Wolbachia, Cardinium and climate: an analysis of global data.

Bacterial endosymbionts are very common in terrestrial arthropods, but infection levels vary widely among populations. Experiments and within-species comparisons suggest that environmental temperature might be important in explaining this variation. To investigate the importance of temperature, at broad geographical and taxonomic scales, we extended a global database of terrestrial arthropods screened for Wolbachia and Cardinium.

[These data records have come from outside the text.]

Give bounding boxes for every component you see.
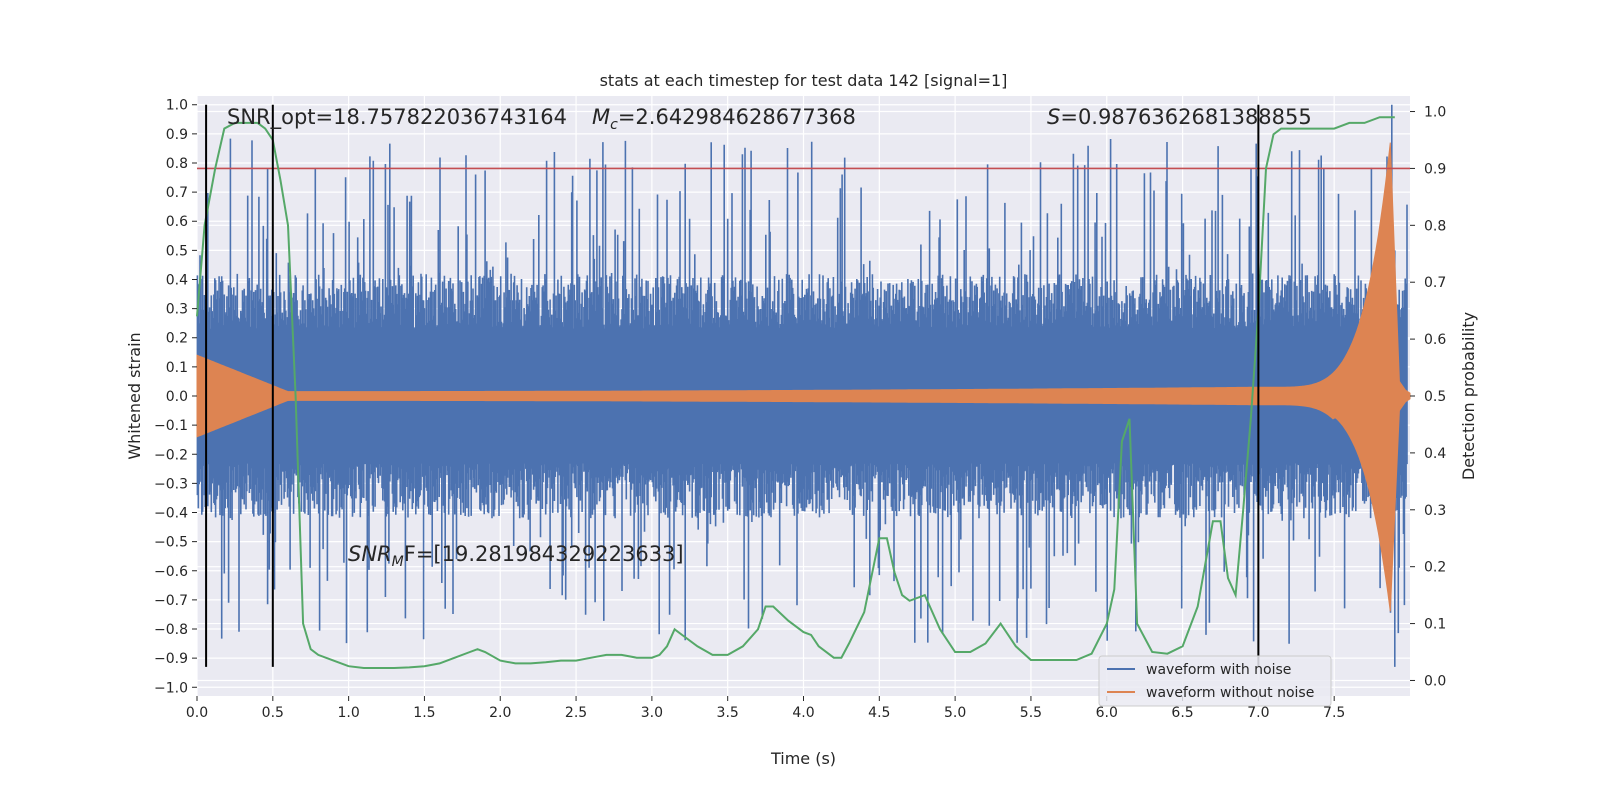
waveform-without-noise-series — [196, 142, 1411, 612]
legend-label-clean: waveform without noise — [1146, 685, 1314, 701]
x-axis-label: Time (s) — [770, 749, 836, 768]
y-tick-label: −0.7 — [154, 593, 188, 609]
snr-mf-annotation: SNRMF=[19.281984329223633] — [348, 542, 684, 570]
x-tick-label: 4.0 — [792, 705, 814, 721]
y-tick-label: 0.9 — [166, 127, 188, 143]
y2-tick-label: 1.0 — [1424, 105, 1446, 121]
y-tick-label: 0.7 — [166, 185, 188, 201]
clean-trace — [196, 142, 1411, 612]
x-tick-label: 0.5 — [262, 705, 284, 721]
s-value: =0.9876362681388855 — [1060, 105, 1311, 129]
y2-tick-label: 0.0 — [1424, 673, 1446, 689]
y2-tick-label: 0.3 — [1424, 503, 1446, 519]
mc-value: =2.642984628677368 — [618, 105, 856, 129]
x-tick-label: 6.5 — [1171, 705, 1193, 721]
vertical-markers — [205, 104, 1260, 667]
detection-probability-line — [196, 116, 1395, 669]
x-tick-label: 7.0 — [1247, 705, 1269, 721]
x-tick-label: 3.0 — [641, 705, 663, 721]
chart-title: stats at each timestep for test data 142… — [600, 71, 1008, 90]
y-tick-label: 0.5 — [166, 243, 188, 259]
y-tick-label: −0.5 — [154, 535, 188, 551]
x-tick-label: 0.0 — [186, 705, 208, 721]
detection-probability-series — [196, 116, 1410, 669]
y-tick-label: 0.2 — [166, 331, 188, 347]
x-tick-label: 3.5 — [717, 705, 739, 721]
y-tick-label: 0.0 — [166, 389, 188, 405]
legend-box — [1098, 655, 1332, 707]
x-tick-label: 5.5 — [1020, 705, 1042, 721]
y2-tick-label: 0.6 — [1424, 332, 1446, 348]
x-tick-label: 1.0 — [337, 705, 359, 721]
x-tick-label: 6.0 — [1096, 705, 1118, 721]
mc-symbol: M — [592, 105, 610, 129]
y-tick-label: 0.4 — [166, 272, 188, 288]
axis-ticks: 0.0 0.5 1.0 1.5 2.0 2.5 3.0 3.5 4.0 4.5 5.0 5.5 6.0 6… — [154, 98, 1446, 721]
chirp-mass-annotation: Mc=2.642984628677368 — [592, 105, 856, 133]
y2-tick-label: 0.8 — [1424, 218, 1446, 234]
y-tick-label: −0.6 — [154, 564, 188, 580]
y2-axis-label: Detection probability — [1459, 312, 1478, 480]
x-tick-label: 4.5 — [868, 705, 890, 721]
y-tick-label: 1.0 — [166, 98, 188, 114]
y-tick-label: 0.3 — [166, 302, 188, 318]
y-tick-label: −0.2 — [154, 447, 188, 463]
x-tick-label: 5.0 — [944, 705, 966, 721]
y-tick-label: 0.8 — [166, 156, 188, 172]
y2-tick-label: 0.4 — [1424, 446, 1446, 462]
y2-tick-label: 0.2 — [1424, 560, 1446, 576]
y-tick-label: −0.9 — [154, 651, 188, 667]
x-tick-label: 1.5 — [413, 705, 435, 721]
mc-subscript: c — [610, 117, 618, 133]
snrmf-value: F=[19.281984329223633] — [404, 542, 684, 566]
y2-tick-label: 0.7 — [1424, 275, 1446, 291]
x-tick-label: 2.5 — [565, 705, 587, 721]
legend-label-noise: waveform with noise — [1146, 662, 1291, 678]
y-tick-label: −0.1 — [154, 418, 188, 434]
y-tick-label: 0.6 — [166, 214, 188, 230]
snr-opt-annotation: SNR_opt=18.757822036743164 — [227, 105, 567, 130]
y2-tick-label: 0.1 — [1424, 617, 1446, 633]
y2-tick-label: 0.5 — [1424, 389, 1446, 405]
y-tick-label: −0.3 — [154, 476, 188, 492]
y-tick-label: −0.4 — [154, 506, 188, 522]
s-symbol: S — [1047, 105, 1060, 129]
snrmf-symbol: SNR — [348, 542, 392, 566]
y-tick-label: −0.8 — [154, 622, 188, 638]
x-tick-label: 7.5 — [1323, 705, 1345, 721]
legend: waveform with noise waveform without noi… — [1098, 655, 1332, 707]
y-tick-label: 0.1 — [166, 360, 188, 376]
x-tick-label: 2.0 — [489, 705, 511, 721]
snrmf-subscript: M — [392, 554, 404, 570]
y-axis-label: Whitened strain — [125, 332, 144, 459]
y-tick-label: −1.0 — [154, 680, 188, 696]
s-annotation: S=0.9876362681388855 — [1047, 105, 1312, 129]
y2-tick-label: 0.9 — [1424, 161, 1446, 177]
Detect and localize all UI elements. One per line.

Our final dataset contained data from more than 117 000 arthropods (over 2500 species) screened for Wolbachia and more than 18 000 arthropods (over 800 species) screened for Cardinium, including samples from 137 different countries, with mean temperatures varying from -6.5 to 29.2°C. In insects and relatives, Cardinium infection showed a clear and consistent tendency to increase with temperature. For Wolbachia, a tendency to increase with temperature in temperate climates is counteracted by reduced prevalence in the tropics, resulting in a weak negative trend overall. We discuss the implications of these results for natural and introduced symbionts in regions affected by climate change.

Introduction

Bacterial endosymbionts can exert profound effects on their hosts, for example, by manipulating host reproductive biology to maximize their own vertical transmission [1-3]. Infection with such symbionts is very widespread among arthropods, with the genera Wolbachia and Cardinium having been estimated to infect, respectively, around 50 and 12.5% of all terrestrial arthropod species [3]. Nevertheless, symbiont prevalence (i.e. the proportion of infected individuals within a population) varies widely, and the reasons for this remain unknown. Several factors may shape variation in prevalence, including costs of reproductive parasitism [4], benefits of protection against viral pathogens [5] or host dispersal patterns [6]. Another putative influence on endosymbiont prevalence is environmental temperature [7]. Laboratory studies suggest that endosymbionts are more susceptible to thermal stress than their hosts [8-10], and the physiological costs or benefits of endosymbiont carriage or transmission might be temperature-sensitive [7]. Positive temperature clines have been observed for Cardinium infection in Culicoides midges in Israel [11], for the global prevalence of Wolbachia infection in Lepidoptera, and across tropical/temperate gradients in Australian Diptera [12-14]. However, these are isolated results, and the prevalence of Wolbachia in insect populations, for example, remains remarkably constant across broad continental scales [15].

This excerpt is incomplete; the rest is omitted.